The tragedy of Obsanjo’s son on N100,000/month

If what the estranged wife of Chief Olusegun Obasanjo, Ms. Martins, said in an interview she granted a national daily was true about the present state of affairs of the only son she bore Obasanjo then that young man (Olujunwo Obasanjo) deserves great sympathy indeed; even more painful is the pointer to the fact that Obasanjo’s standing in society is fast diminishing. Else, how does one explain and comprehend the fact that the son of a former president of a major oil-producing nation and a key player in OPEC is working for his father-in-law for a paltry sum of one hundred thousand naira every month.
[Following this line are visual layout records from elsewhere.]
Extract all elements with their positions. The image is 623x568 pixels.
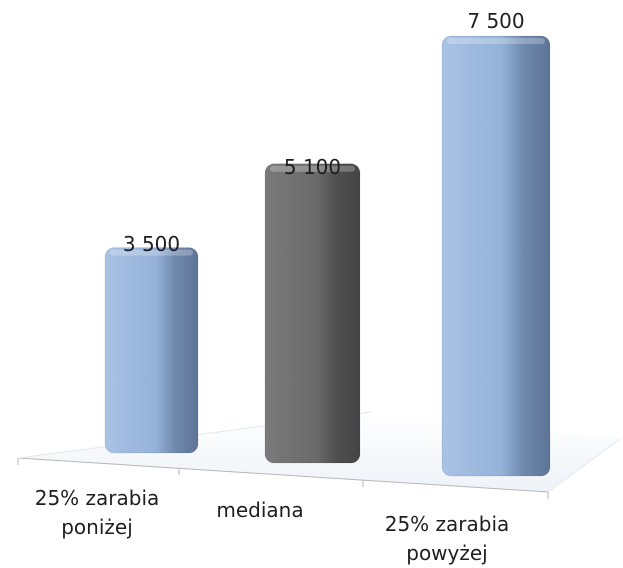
value-label: 7 500 xyxy=(467,9,524,33)
value-label: 3 500 xyxy=(123,232,180,256)
value-label: 5 100 xyxy=(284,155,341,179)
category-label: 25% zarabia powyżej xyxy=(384,512,510,565)
bar xyxy=(264,163,361,464)
category-label: 25% zarabia poniżej xyxy=(34,486,160,539)
bars-group xyxy=(104,35,551,477)
bar-highlight xyxy=(447,38,545,44)
bar xyxy=(441,35,551,477)
bar-highlight xyxy=(110,249,193,256)
category-label: mediana xyxy=(216,498,304,522)
bar-highlight xyxy=(270,165,355,172)
x-axis-line xyxy=(17,457,549,493)
value-labels-group: 3 500 5 100 7 500 xyxy=(123,9,525,256)
floor-side-edge xyxy=(547,438,621,493)
bar xyxy=(104,247,199,454)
Granted, the families of ex-presidents should live ordinary lives but it is not just the norm that a son of an African ex-president would be this pauperised because the father should have saved enough quids from his perks of office and goodwill thereafter in order to “fix” his son for good and this is not “corruption” at all; over here at Minna, Niger state, it is common knowledge that the son of former military president, Ibrahim Badamasi Babangida, sits on boards of multi-billion naira corporations. How did Obasanjo let his son get into this tight fix? Olujunwo’s mother, the ever-ravishing Ms. Martins, also spilled the beans about how her son has been turned into a gigolo by his wife who even physically assaults this young man because the one hundred thousand naira monthly pay that her father pays her husband is not sufficient for her upkeep (this wife, Tope, is a double-chin, thickset, and rotund woman though).
As it stands today, President Muhammadu Buhari is not one to acknowledge the support he got from Obasanjo in 2015 assuming he is even conscious of the situations around him and those extant circumstances that brought him to power in the first place. In conclusion, Olusegun Obasanjo pitched his tent in the wrong camp at the 2015 general elections.